As SoapBox Labs founder Dr Patricia Scanlon points out, investing in female founders isn't a box-ticking exercise to make funds feel good about themselves.
“Supporting and investing in female founders isn’t charity. It is an investment opportunity that is constantly overlooked. A diverse founding team that understands all markets and consumers is critical to prevent groupthink, which limits a business’s potential,” she says. “More than that, studies have shown repeatedly that female leaders run more profitable companies. Investing in companies with female founders just makes business sense.”
It's not across the board. Just because a founder is female it doesn't mean they will have run into bias during their business career. Ríona Ní Ghriallais of Proverum Medical has a different view of it. "Ironically, I have co-founded a company to build a medical device that can only help men and I am nearly always the only female in the room when giving a talk or a presentation on the technology we have developed," she says.
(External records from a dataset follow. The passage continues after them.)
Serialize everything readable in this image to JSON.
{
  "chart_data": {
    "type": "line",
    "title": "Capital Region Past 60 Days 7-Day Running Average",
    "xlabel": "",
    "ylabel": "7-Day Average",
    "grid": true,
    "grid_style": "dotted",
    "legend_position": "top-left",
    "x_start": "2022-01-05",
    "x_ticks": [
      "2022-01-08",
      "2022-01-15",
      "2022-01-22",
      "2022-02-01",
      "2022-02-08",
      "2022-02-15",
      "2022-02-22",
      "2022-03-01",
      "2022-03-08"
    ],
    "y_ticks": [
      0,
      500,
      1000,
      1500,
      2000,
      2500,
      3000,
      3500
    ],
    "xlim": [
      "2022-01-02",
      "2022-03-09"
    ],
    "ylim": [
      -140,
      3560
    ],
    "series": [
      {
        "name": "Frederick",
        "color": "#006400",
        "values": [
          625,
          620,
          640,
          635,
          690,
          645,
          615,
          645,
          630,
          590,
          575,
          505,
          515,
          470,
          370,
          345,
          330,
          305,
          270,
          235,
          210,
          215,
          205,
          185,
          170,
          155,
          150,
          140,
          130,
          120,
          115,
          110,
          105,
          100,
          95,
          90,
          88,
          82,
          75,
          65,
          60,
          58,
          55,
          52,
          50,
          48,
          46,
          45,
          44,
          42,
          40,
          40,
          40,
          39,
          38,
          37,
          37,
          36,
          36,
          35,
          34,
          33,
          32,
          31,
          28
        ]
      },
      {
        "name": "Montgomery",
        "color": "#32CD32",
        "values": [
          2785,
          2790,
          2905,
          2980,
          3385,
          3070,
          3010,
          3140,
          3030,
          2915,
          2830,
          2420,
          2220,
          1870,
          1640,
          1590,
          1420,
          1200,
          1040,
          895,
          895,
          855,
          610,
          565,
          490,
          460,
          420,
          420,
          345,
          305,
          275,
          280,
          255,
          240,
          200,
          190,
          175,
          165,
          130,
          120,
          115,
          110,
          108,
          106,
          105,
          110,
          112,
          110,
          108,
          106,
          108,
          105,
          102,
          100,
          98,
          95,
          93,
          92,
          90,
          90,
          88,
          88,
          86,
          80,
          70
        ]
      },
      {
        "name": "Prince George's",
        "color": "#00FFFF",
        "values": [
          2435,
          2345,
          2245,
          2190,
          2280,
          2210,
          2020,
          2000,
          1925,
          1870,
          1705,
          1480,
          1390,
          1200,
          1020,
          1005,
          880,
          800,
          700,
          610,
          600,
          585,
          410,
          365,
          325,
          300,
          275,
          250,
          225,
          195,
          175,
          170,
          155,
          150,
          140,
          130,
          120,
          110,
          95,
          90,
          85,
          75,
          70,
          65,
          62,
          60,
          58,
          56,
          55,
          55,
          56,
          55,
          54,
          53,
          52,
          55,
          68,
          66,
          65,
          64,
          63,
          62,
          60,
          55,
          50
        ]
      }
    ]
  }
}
“But I don’t really think gender has much to do with it. The most important thing I have learned through this process is the power of determination – the determination to succeed on an unfamiliar pathway towards an ambitious goal. That is independent of gender.”
But there is groundwork being done for the future. About 17 per cent of tech companies in Dublin have a female founder or co-founder – a total of 191 companies; outside Dublin it’s in the region of 14-18 per cent. But companies are also fighting a geographical bias when it comes to funding; in 2017, TechIreland’s figures show more than 60 per cent of female funding went to Dublin-based firms. Take the €30 million funding for Kilkenny-based TransferMate, cofounded by Sinéad Fitzmaurice, out of the equation and that percentage jumps to 80 per cent.
So there are issues to tackle – and not just in Ireland. The start-up funding in the UK and the US is more often than not awarded to companies led by men. But the movement has begun – how quickly it moves remains to be seen.